U.K. business confidence has slumped after June 8 elections left the Conservative government depending on the support of a minor party to stay in power, a survey of 700 members of the Institute of Directors showed June 12.
Confidence in the U.K. economy tumbled 34 points from last month, leaving 57% of respondents either quite or very pessimistic about the economy over the next 12 months, compared to only 20% optimistic -- a balance of -37 percentage points, the institute said.
About 65% of respondents thought uncertainty due to the hung parliament was "a significant concern" for the U.K. economy, while 27% described it as a "slight concern". The percentage optimistic about the future of their own organizations was 17 points higher than those who were pessimistic, down from a positive balance of 36 percentage points the month before.
Asked to prioritize three policy areas for the new government, 72% opted for striking a new trade deal with the EU. Another 49% chose education and training, and 35% opted for modernizing infrastructure.

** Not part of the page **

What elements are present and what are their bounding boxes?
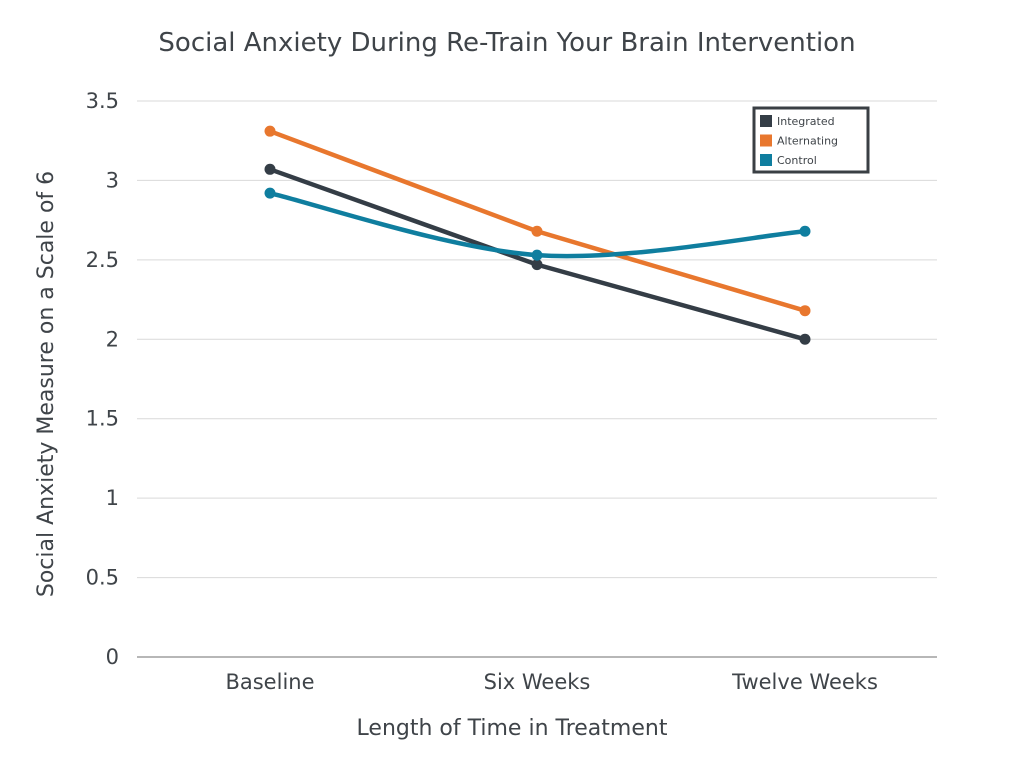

"It is hard to overstate what a dramatic impact the current political uncertainty is having on business leaders, and the consequences could – if not addressed immediately – be disastrous for the U.K. economy," the institute's director general, Stephen Martin said. "Saying this, there is also little appetite for a further election this year, and indeed business leaders are keener to see the new Government get to work in Brussels and on the domestic front."